- Born: November 25, 1842 Philadelphia, Pennsylvania, US
- Died: December 16, 1911 (aged 69) Baltimore, Maryland, US
- Allegiance: United States of America
- Branch: United States Army Union Army
- Rank: 2nd Lieutenant
- Unit: Company H, 1st Delaware Infantry
- Conflicts: Battle of Antietam
- Awards: Medal of Honor

= Charles B. Tanner =

American soldier (1842–1911)

Charles B. Tanner (November 25, 1842 – December 16, 1911) was an American soldier who fought in the American Civil War. Tanner received his country's highest award for bravery during combat, the Medal of Honor. Tanner's medal was won for his heroism at the Battle of Antietam near Sharpsburg, Maryland on September 17, 1862. He was honored with the award on December 13, 1899.

Tanner died in Baltimore, Maryland, in 1911. He is buried in Greenfield Cemetery in Uniondale, Nassau County.

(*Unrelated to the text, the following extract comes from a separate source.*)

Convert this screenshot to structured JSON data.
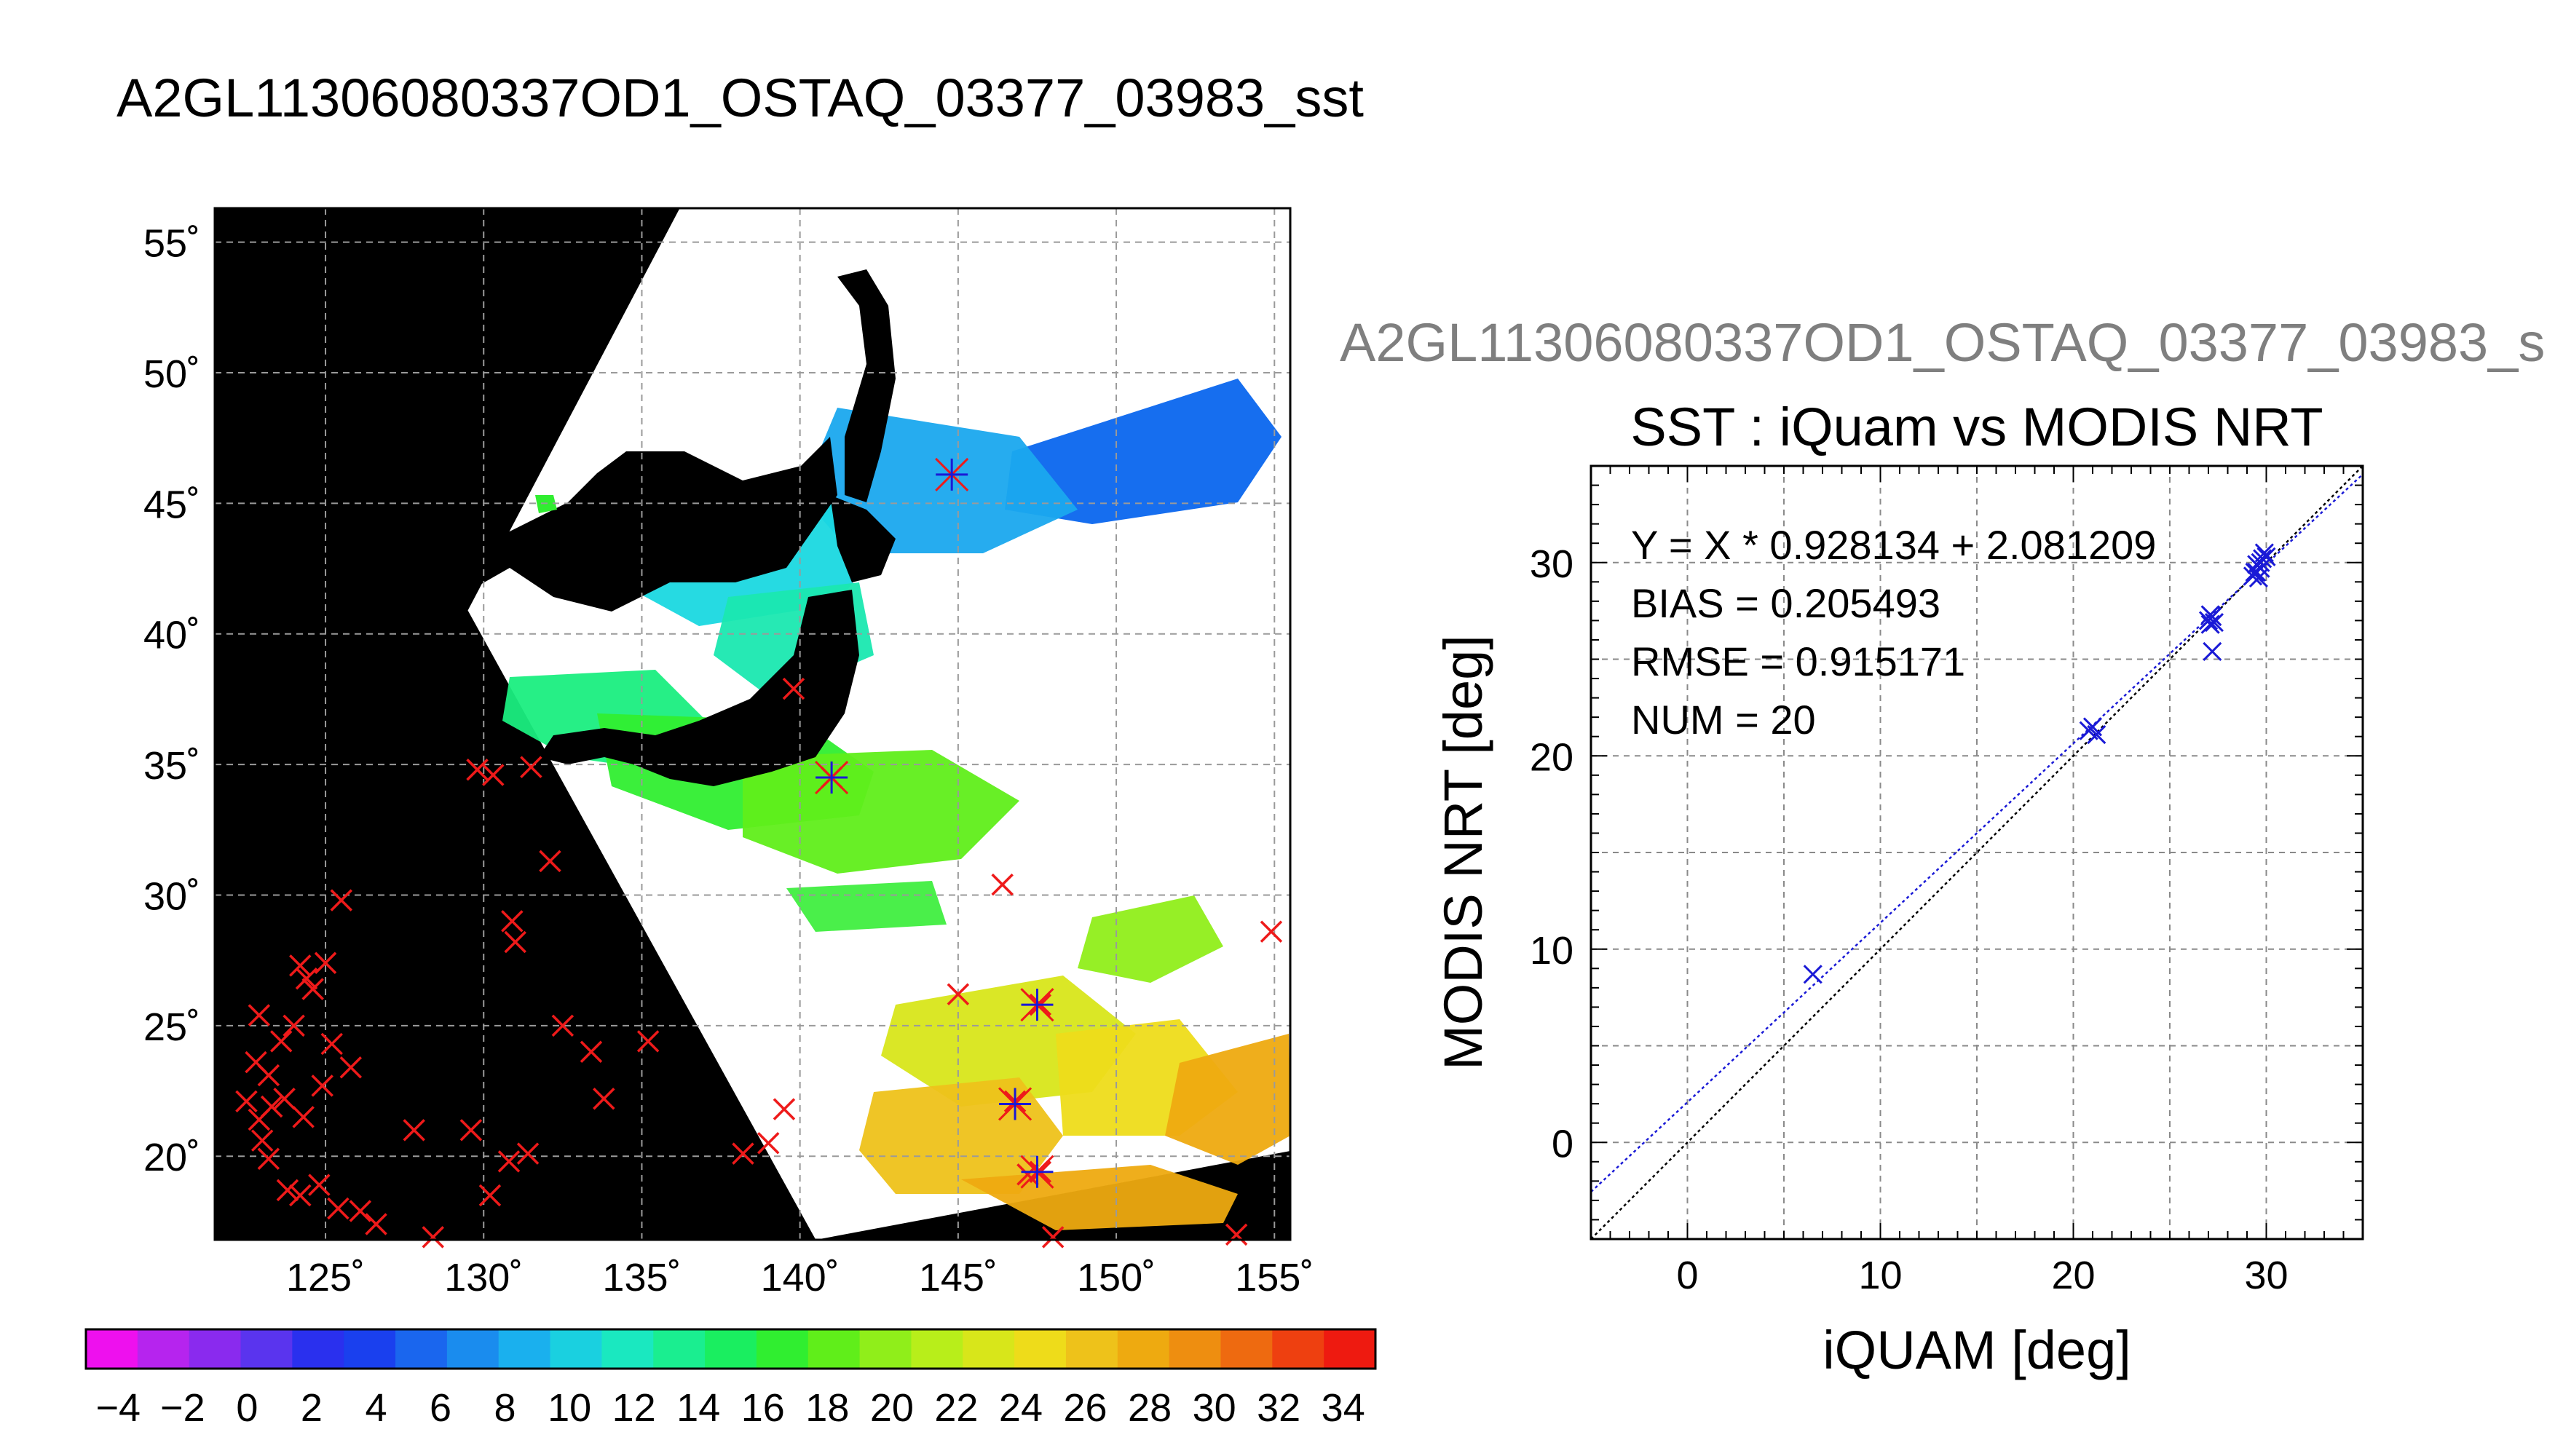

==Medal of Honor citation==

The President of the United States of America, in the name of Congress, takes pleasure in presenting the Medal of Honor to Second Lieutenant Charles B. Tanner, United States Army, for extraordinary heroism on 17 September 1862, while serving with Company H, 1st Delaware Infantry, in action at Antietam, Maryland. Second Lieutenant Tanner carried off the regimental colors, which had fallen within 20 yards of the enemy's lines, the color guard of nine men having all been killed or wounded; was himself three times wounded.